Wednesday, November 10, 2010

You're beautiful, whether you know it or not...

Watch this video, then read my blog:




I first heard this song a few weeks ago in my car and the tears started to stream. What an appropriate title for such a beautiful song. When I hear it, and watch this video I think of the women in my life who deserve to hear this. I even think of the men who deserve to hear how handsome they are. Some days that unhealthy self-worth voice tells us we aren't good enough, or beautiful enough. And for some of us, it's been stuck there for a while. It never serves us to go into addictions or hate ourselves or focus on negative thoughts. It only makes the devil happy. No matter how much we hate ourselves, he's right in our hearts telling us "It doesn't matter what you say or do to yourself. I love you no matter what.

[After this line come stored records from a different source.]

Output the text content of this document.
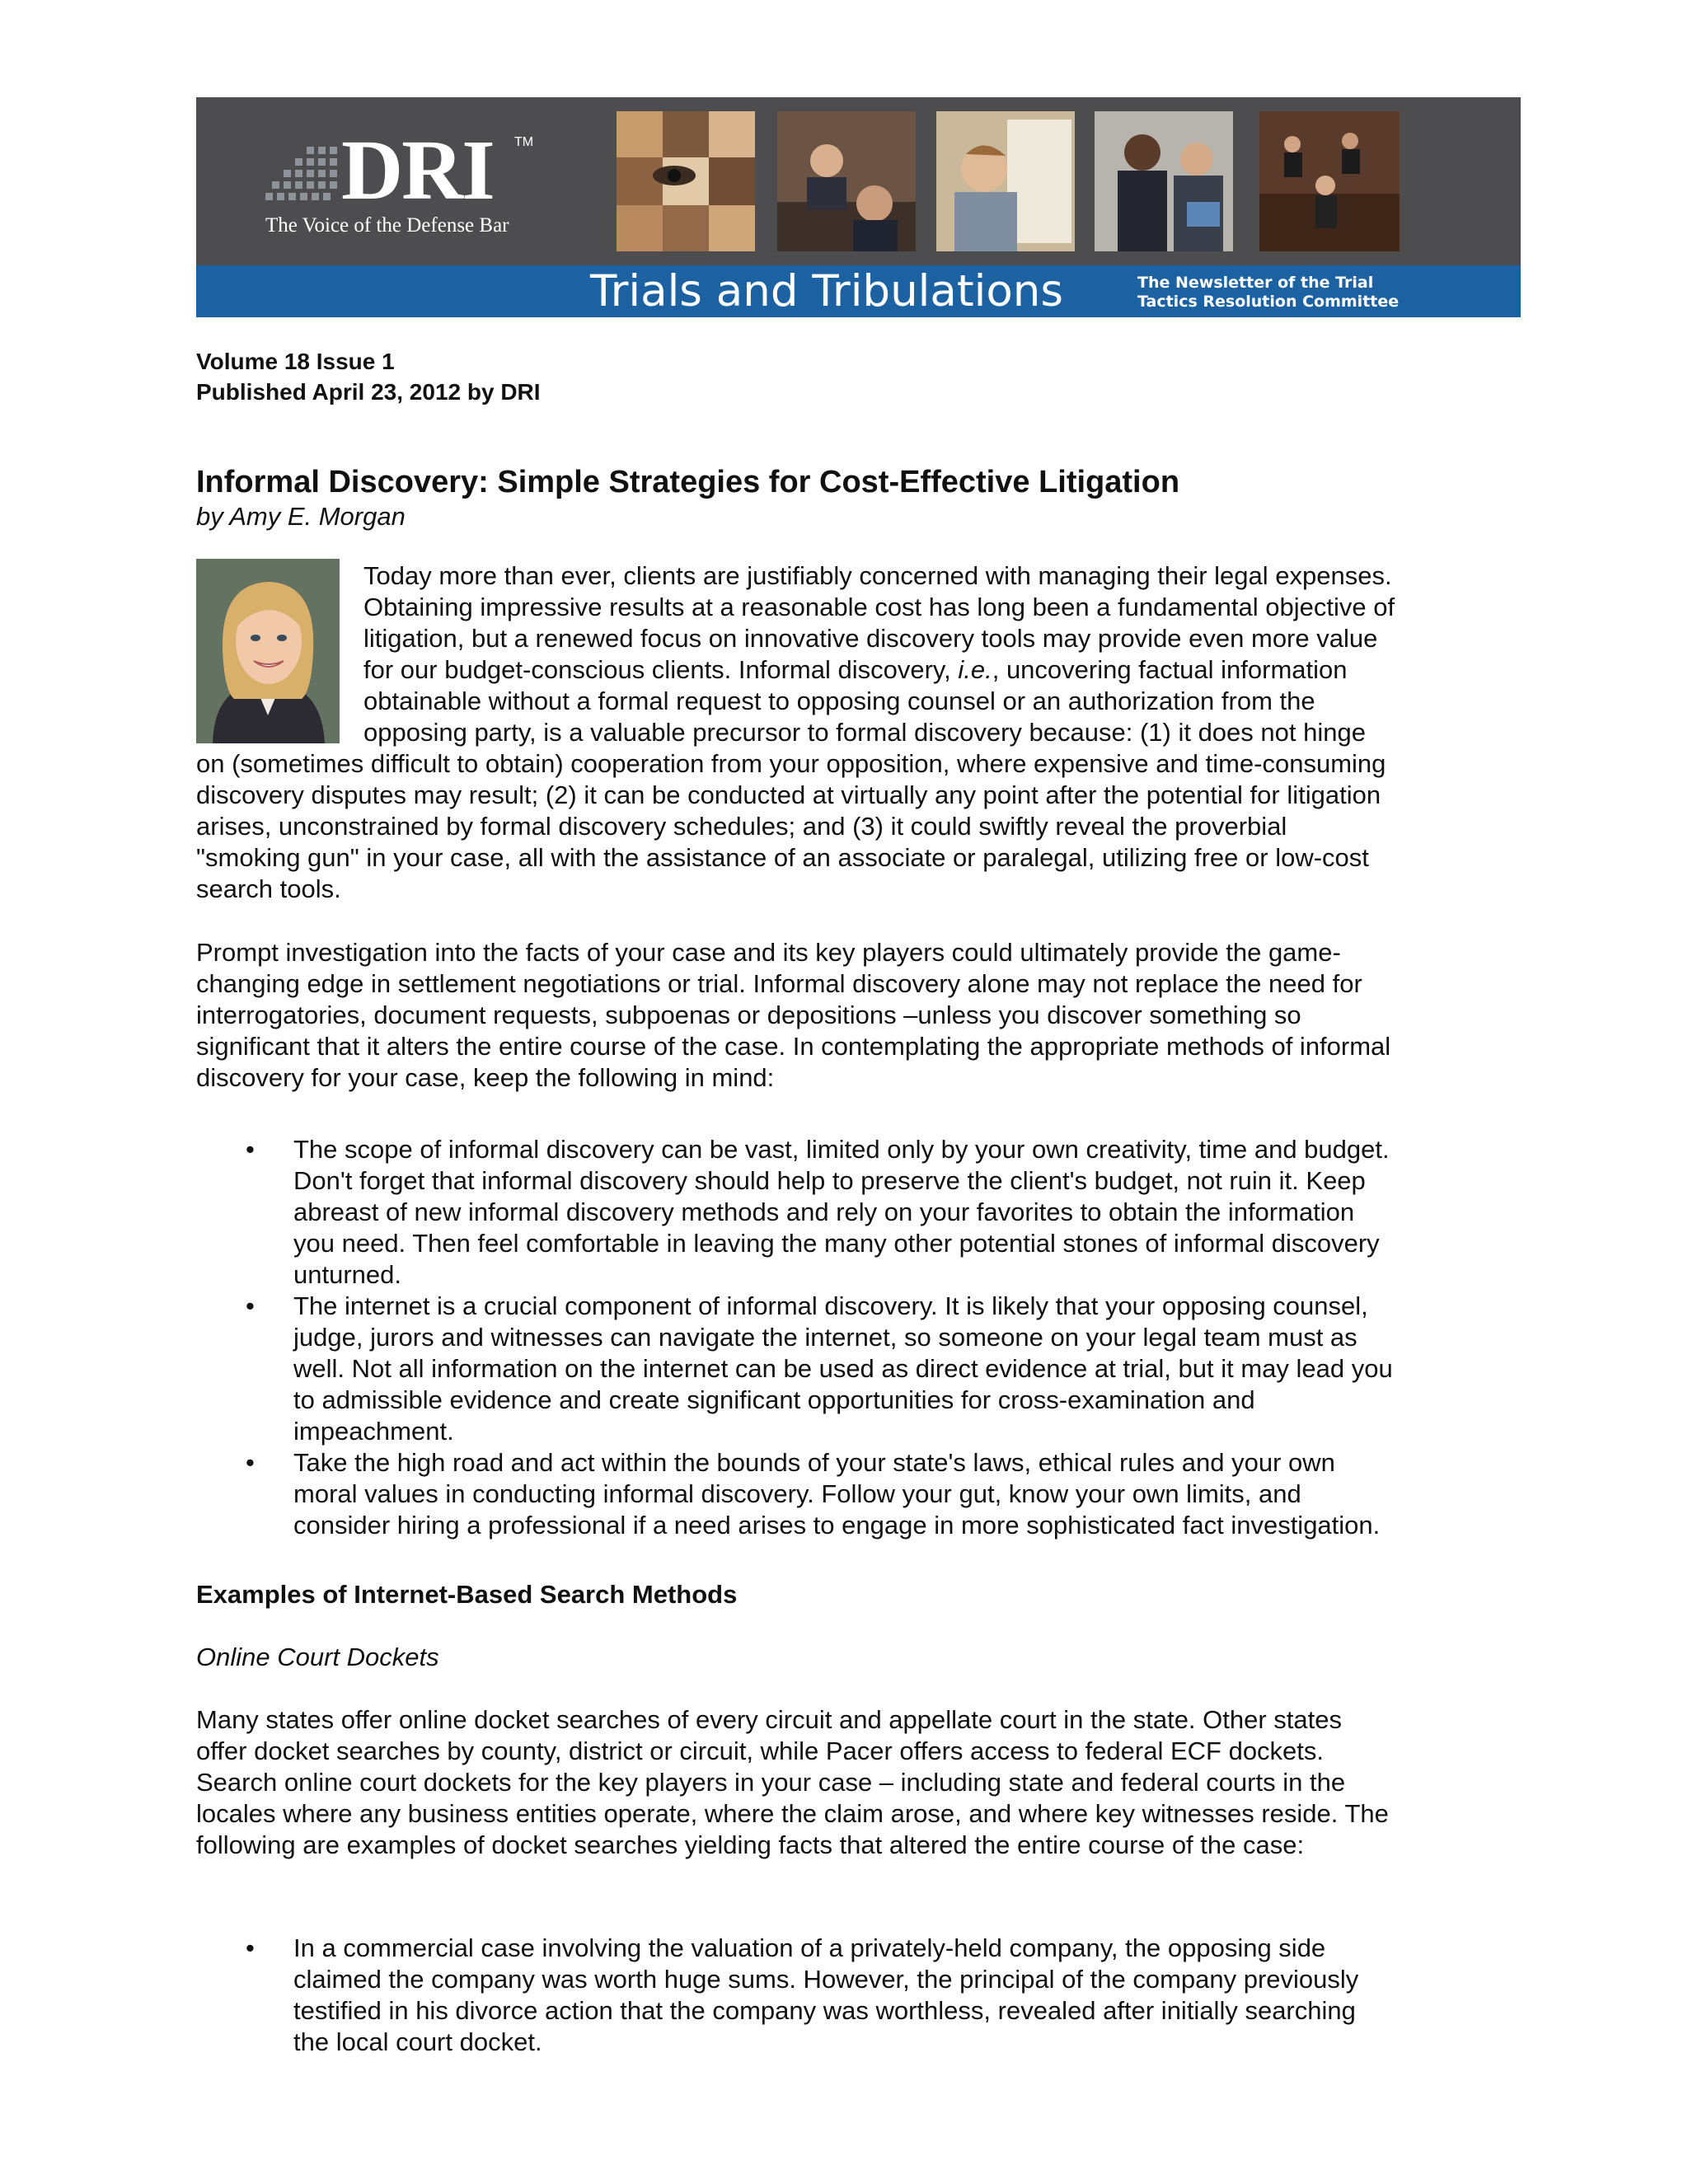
DRI TM
The Voice of the Defense Bar
Trials and Tribulations	The Newsletter of the Trial
Tactics Resolution Committee
Volume 18 Issue 1
Published April 23, 2012 by DRI
Informal Discovery: Simple Strategies for Cost-Effective Litigation
by Amy E. Morgan
Today more than ever, clients are justifiably concerned with managing their legal expenses.
Obtaining impressive results at a reasonable cost has long been a fundamental objective of
litigation, but a renewed focus on innovative discovery tools may provide even more value
for our budget-conscious clients. Informal discovery, i.e., uncovering factual information
obtainable without a formal request to opposing counsel or an authorization from the
opposing party, is a valuable precursor to formal discovery because: (1) it does not hinge
on (sometimes difficult to obtain) cooperation from your opposition, where expensive and time-consuming
discovery disputes may result; (2) it can be conducted at virtually any point after the potential for litigation
arises, unconstrained by formal discovery schedules; and (3) it could swiftly reveal the proverbial
"smoking gun" in your case, all with the assistance of an associate or paralegal, utilizing free or low-cost
search tools.
Prompt investigation into the facts of your case and its key players could ultimately provide the game-
changing edge in settlement negotiations or trial. Informal discovery alone may not replace the need for
interrogatories, document requests, subpoenas or depositions –unless you discover something so
significant that it alters the entire course of the case. In contemplating the appropriate methods of informal
discovery for your case, keep the following in mind:
• The scope of informal discovery can be vast, limited only by your own creativity, time and budget.
Don't forget that informal discovery should help to preserve the client's budget, not ruin it. Keep
abreast of new informal discovery methods and rely on your favorites to obtain the information
you need. Then feel comfortable in leaving the many other potential stones of informal discovery
unturned.
• The internet is a crucial component of informal discovery. It is likely that your opposing counsel,
judge, jurors and witnesses can navigate the internet, so someone on your legal team must as
well. Not all information on the internet can be used as direct evidence at trial, but it may lead you
to admissible evidence and create significant opportunities for cross-examination and
impeachment.
• Take the high road and act within the bounds of your state's laws, ethical rules and your own
moral values in conducting informal discovery. Follow your gut, know your own limits, and
consider hiring a professional if a need arises to engage in more sophisticated fact investigation.
Examples of Internet-Based Search Methods
Online Court Dockets
Many states offer online docket searches of every circuit and appellate court in the state. Other states
offer docket searches by county, district or circuit, while Pacer offers access to federal ECF dockets.
Search online court dockets for the key players in your case – including state and federal courts in the
locales where any business entities operate, where the claim arose, and where key witnesses reside. The
following are examples of docket searches yielding facts that altered the entire course of the case:
• In a commercial case involving the valuation of a privately-held company, the opposing side
claimed the company was worth huge sums. However, the principal of the company previously
testified in his divorce action that the company was worthless, revealed after initially searching
the local court docket.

I want you to believe in yourself." It took me a long time to understand that, because for so long I thought I wasn't good enough to be loved by Him. Then I reached out for him and he was there all along and no matter what I'd done in my past or to myself, or how I felt - he still loved me. That's right - he loves me UNCONDITIONALLY NO MATTER WHAT. You know what else? I'm on a journey with him. The further I walk, the stronger I get...

You know a few summers ago I taught classes at a youth sports camp for little girls. I used an inspiring song every week I taught simply because music has gotten me through so much, and has moved me so much that I want to share it. Tonight, i'm speaking to a healthy girls group at St. Mary's College here in South Bend and I'm going to use this song. I want them to see that no matter how hard they are trying to be the best - they are loved. They don't have to fight so hard, because God loves them no matter how good their grades are or how fit they are...can't wait to share it.

If you are a woman that has crossed my path or not, and you've felt insecure - I'm thinking of you. I'm praying for you to see you how God sees you. Pretend he's sitting next to you. Feel this music. Read the lyrics. Watch the images. Replay it over and over again. Let Him love you like he wants you to.

Sunday, November 7, 2010

You have a choice: Control your life or live it...

The title of this blog was the basic message at church today. It falls right in line with the whole recovery theme of "Let go and let God." and "God's will, not mine." When we are in our will, trying to control everything and do it OUR way - we usually aren't happy. So God just waits for us until we're ready to turn the steering wheel over to him.

I know that for a long time, I tried to control life. I wanted everything to happen according to my time and so I fought like hell to make that happen. But it didn't, and I ended up turning to things that numbed me because I couldn't get what I wanted when I wanted it. It wasn't until I turned my will over to God when I got into recovery that I realized I'm not God. I'm not the orchestrator of my purpose. I implement his will for me. But I don't orchestrate how it's going to go. And the funny part is, that doesn't mean that I never resist God. Are you kidding? Of course I do...But I also practice praying for his will for me and the power to carry that out because ultimately, that's the only way I'm going to live the best life I can. So I practice it. Sometimes it takes going through some hell, practicing patience. Other times it's through meditation. I know as someone who feels like I got a second chance at life, there is a lot I want to do to fulfill it but I also know - I've got to have patience to do it.

So, after hearing the message again today - I'm practicing following God's will even when it's hard. I've got a lot of good things coming in my life, a lot of unknowns. But I know in my heart that He will take care of me. I've just got to let him. As Jason Miller said today (I probably am a little off), but "You can try to control your life, or you can try to live it but only God can give you life."

What a gift cause if everything always went according to my plan, it sure would be boring!!!!